Brazil’s ruling class, as white as the eye can see, unable to defeat the Worker’s Party in democratic elections, has had enough. They’ve opportunistically latched onto the latest series of corruption scandals—tax evasion, money laundering, personal enrichment and some—to try and impeach president Dilma Rousseff, destroy the image of ex-president Lula (there’s a possibility that he will run for a third term in office in 2018), and undermine the Worker’s Party. Like the opposition parties on the center to right, certain members of the Worker’s Party have been implicated in, seemingly, endless corruption investigations, none of which have incriminated president Rousseff.
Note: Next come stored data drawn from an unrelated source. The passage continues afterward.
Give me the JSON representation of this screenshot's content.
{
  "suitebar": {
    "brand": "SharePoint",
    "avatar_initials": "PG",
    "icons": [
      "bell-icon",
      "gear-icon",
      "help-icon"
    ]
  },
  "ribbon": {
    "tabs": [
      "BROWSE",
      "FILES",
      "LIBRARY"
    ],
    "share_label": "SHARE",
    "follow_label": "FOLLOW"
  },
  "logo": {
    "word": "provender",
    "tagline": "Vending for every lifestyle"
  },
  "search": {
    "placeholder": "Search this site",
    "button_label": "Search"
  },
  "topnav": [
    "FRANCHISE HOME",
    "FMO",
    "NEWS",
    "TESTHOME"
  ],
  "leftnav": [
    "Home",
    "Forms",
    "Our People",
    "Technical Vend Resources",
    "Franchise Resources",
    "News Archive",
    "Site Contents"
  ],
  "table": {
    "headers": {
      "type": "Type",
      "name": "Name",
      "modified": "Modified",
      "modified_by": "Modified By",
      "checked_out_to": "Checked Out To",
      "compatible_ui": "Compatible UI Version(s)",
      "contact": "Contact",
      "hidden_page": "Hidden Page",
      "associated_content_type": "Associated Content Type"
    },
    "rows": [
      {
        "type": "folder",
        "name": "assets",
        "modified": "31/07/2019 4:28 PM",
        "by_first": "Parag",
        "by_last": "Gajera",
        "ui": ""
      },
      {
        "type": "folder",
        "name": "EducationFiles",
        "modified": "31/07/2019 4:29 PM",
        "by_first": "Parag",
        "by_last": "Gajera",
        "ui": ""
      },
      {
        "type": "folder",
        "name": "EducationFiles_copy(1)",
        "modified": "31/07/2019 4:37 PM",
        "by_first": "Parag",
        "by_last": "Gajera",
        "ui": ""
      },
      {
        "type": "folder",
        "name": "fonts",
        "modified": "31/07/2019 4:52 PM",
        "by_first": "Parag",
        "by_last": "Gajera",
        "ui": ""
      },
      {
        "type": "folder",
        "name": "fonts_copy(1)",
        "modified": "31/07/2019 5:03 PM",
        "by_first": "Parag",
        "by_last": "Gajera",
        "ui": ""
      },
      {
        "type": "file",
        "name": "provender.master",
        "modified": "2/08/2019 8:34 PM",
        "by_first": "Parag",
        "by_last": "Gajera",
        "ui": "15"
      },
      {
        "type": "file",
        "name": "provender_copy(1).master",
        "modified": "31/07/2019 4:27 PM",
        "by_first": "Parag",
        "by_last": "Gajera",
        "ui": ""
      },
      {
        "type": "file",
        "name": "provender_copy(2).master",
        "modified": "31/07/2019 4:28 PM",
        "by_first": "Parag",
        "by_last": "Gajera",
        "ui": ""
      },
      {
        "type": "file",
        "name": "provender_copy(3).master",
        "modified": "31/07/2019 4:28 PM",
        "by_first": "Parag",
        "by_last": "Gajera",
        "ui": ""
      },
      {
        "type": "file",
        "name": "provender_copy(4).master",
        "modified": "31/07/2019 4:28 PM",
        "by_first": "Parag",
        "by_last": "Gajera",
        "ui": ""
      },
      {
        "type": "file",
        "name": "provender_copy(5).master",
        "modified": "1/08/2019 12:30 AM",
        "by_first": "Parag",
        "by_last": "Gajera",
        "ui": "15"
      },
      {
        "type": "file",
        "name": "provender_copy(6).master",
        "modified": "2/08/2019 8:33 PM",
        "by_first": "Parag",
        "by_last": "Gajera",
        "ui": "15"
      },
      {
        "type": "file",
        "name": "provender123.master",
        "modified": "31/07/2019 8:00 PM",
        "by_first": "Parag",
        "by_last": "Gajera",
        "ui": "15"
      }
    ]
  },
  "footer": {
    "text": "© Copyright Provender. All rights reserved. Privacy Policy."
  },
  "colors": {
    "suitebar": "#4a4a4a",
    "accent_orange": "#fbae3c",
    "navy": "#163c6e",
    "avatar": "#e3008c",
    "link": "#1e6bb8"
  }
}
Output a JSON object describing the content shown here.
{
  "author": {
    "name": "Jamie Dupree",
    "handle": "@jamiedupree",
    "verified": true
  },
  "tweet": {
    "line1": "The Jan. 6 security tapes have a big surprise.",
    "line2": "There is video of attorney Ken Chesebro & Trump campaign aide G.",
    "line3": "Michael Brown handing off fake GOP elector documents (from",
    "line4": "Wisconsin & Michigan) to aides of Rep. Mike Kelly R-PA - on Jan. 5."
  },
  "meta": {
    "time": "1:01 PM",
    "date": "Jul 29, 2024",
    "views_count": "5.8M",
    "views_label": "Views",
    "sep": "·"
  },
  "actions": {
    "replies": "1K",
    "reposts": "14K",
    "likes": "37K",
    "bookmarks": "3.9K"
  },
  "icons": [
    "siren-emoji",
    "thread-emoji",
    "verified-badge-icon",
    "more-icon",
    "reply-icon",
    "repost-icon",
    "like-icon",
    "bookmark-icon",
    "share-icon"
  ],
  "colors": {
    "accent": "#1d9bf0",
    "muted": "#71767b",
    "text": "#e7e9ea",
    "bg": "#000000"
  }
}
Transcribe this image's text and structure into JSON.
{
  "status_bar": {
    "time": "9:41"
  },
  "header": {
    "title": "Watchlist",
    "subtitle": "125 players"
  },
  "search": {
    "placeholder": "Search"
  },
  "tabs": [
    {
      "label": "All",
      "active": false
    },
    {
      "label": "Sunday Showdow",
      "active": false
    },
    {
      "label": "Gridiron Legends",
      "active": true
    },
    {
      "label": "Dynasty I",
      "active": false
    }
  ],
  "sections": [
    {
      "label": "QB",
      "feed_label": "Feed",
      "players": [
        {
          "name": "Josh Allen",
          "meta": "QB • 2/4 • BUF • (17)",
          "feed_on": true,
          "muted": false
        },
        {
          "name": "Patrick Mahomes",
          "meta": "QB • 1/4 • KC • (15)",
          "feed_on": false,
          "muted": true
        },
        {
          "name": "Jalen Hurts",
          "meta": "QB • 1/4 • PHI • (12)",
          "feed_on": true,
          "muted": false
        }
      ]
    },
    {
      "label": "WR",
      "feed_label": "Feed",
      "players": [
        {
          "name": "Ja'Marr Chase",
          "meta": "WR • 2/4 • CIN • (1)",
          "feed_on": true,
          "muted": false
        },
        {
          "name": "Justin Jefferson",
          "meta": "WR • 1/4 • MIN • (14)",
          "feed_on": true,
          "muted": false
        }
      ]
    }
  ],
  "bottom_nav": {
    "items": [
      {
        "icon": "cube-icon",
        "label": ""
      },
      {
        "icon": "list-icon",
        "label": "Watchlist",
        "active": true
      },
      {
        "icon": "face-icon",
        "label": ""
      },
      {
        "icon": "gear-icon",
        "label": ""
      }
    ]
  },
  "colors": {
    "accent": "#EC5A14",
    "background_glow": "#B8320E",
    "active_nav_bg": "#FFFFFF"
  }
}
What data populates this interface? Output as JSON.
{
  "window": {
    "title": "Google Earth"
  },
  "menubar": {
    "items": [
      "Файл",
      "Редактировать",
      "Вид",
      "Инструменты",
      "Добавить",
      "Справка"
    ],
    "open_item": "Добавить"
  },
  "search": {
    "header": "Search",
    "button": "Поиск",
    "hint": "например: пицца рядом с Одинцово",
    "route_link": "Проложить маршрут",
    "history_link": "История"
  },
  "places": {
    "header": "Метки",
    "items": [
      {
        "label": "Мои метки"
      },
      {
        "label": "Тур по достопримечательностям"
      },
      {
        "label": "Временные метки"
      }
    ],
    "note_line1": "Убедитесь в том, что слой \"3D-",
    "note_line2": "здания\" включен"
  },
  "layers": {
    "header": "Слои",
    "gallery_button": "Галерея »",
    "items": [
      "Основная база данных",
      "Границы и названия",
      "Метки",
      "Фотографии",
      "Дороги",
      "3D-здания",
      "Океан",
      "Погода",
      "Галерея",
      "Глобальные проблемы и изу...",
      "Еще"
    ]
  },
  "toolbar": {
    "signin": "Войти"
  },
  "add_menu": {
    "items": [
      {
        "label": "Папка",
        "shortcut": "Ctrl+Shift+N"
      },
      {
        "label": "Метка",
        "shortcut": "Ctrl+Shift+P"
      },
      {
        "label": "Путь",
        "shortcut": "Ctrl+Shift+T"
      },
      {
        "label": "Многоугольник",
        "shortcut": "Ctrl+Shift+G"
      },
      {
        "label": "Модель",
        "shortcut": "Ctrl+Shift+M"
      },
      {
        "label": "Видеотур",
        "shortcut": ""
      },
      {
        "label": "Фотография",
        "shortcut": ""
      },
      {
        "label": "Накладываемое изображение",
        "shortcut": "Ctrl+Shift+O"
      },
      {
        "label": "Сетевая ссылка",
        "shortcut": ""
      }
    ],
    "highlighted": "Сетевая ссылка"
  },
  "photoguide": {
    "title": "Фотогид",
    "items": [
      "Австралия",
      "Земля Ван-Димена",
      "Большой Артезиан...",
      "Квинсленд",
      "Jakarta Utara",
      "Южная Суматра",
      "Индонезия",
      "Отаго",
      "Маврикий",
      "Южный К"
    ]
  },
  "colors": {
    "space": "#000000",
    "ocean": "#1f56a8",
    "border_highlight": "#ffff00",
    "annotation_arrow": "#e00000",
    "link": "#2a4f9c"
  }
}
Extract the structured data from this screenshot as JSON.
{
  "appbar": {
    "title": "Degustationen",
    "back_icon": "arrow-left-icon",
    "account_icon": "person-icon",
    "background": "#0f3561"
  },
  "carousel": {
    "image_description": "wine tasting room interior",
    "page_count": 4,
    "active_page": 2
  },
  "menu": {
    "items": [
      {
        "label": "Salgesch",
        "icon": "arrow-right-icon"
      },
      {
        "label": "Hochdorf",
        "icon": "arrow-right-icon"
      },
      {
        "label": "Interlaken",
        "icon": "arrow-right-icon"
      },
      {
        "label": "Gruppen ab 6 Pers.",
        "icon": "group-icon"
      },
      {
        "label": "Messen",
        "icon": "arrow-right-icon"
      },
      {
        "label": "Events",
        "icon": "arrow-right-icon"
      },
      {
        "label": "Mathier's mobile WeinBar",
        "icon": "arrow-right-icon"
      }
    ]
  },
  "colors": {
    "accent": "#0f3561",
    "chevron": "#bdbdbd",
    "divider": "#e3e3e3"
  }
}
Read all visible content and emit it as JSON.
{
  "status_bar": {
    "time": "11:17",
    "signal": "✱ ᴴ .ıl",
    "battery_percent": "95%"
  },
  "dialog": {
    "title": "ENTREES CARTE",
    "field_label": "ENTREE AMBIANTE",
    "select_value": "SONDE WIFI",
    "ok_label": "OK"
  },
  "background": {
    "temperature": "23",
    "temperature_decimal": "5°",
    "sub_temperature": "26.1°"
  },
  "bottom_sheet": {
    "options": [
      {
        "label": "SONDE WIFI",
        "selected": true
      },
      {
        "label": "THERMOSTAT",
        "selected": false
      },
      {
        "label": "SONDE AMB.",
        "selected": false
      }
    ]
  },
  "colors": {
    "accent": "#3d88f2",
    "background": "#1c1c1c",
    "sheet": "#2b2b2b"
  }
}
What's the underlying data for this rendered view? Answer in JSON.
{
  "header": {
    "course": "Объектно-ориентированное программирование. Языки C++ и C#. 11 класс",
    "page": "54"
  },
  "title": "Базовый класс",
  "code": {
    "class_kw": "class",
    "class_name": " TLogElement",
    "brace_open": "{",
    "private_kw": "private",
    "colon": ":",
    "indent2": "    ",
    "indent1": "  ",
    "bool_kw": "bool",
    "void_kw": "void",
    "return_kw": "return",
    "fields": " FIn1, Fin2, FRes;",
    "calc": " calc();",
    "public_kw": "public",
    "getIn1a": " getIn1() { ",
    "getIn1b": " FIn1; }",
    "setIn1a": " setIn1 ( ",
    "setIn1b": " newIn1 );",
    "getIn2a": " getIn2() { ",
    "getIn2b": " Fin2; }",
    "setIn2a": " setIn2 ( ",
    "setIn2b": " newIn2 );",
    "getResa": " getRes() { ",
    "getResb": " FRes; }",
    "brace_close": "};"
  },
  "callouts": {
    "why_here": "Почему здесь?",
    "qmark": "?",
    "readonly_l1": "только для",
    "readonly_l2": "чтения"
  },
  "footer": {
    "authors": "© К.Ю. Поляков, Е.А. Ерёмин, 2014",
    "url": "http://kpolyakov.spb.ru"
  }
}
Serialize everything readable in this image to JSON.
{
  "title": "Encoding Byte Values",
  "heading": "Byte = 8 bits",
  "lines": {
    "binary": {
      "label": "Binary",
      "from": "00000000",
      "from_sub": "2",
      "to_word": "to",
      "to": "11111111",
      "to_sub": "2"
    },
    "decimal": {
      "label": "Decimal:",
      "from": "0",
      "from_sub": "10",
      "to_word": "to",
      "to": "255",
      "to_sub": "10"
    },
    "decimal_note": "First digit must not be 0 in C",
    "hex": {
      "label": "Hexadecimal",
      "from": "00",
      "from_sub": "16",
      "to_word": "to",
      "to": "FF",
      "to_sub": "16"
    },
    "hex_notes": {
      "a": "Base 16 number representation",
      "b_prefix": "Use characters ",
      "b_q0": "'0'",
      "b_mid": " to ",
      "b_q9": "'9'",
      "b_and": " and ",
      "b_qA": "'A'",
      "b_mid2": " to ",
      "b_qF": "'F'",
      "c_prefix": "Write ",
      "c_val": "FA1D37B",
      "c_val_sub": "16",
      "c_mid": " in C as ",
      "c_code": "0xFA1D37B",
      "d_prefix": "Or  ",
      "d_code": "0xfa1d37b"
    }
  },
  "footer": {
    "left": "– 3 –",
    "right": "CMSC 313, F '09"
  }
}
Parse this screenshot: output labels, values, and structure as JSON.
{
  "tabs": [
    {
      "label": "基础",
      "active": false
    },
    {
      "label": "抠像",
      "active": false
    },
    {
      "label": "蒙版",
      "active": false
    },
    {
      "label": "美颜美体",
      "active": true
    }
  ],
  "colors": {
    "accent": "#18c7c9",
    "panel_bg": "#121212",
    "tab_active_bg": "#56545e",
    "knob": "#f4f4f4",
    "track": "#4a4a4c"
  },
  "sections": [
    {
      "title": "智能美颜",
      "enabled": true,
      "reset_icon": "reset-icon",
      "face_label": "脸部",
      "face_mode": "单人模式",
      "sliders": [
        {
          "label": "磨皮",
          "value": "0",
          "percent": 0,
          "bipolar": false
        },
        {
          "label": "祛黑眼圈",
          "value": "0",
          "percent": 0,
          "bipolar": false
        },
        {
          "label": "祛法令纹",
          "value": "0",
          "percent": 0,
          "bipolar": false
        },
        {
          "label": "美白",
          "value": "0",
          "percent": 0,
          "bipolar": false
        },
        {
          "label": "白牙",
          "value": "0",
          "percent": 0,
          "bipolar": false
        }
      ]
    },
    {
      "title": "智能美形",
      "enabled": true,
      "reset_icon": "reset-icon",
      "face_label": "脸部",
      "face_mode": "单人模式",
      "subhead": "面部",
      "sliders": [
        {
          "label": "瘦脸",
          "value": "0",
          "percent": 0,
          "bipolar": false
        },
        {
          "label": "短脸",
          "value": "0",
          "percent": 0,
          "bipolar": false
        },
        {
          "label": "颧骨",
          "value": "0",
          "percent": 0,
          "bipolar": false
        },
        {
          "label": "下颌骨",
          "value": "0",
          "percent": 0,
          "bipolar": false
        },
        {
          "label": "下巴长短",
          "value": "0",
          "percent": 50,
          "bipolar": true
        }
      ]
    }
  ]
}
Big name politicians, even CEOs of multi-billionaire dollar corporations, have been hauled off to jail.
So many officials across the political spectrum have been accused in the current corruption schemes that, if president Rousseff is impeached, there’s no scandal-free political party to assume the Brazilian government. In fact, all of the political parties heading the impeachment process have committed even worse crimes than the politicians in the Worker’s Party.
Corporate media elites have branded the recent protests in Brazil as being a just fight against corruption. Nobody questions if there’s corruption in Brazil or a widespread political crisis complicated by an economic recession. But to really appreciate the untold factors boiling just beneath the surface of the current wave of protests, one must understand that Brazil is a rich nation filled with poor black and brown people. Rarely do you see them slamming pots and pans together on public streets, adding to already high levels of noise pollution, demanding the impeachment of president Roussef and smirching the image of ex-president Lula.
— Agente Z9R conducts clandestine analyses of the unspoken truth in Brazil. Sometimes they pen articles about their findings.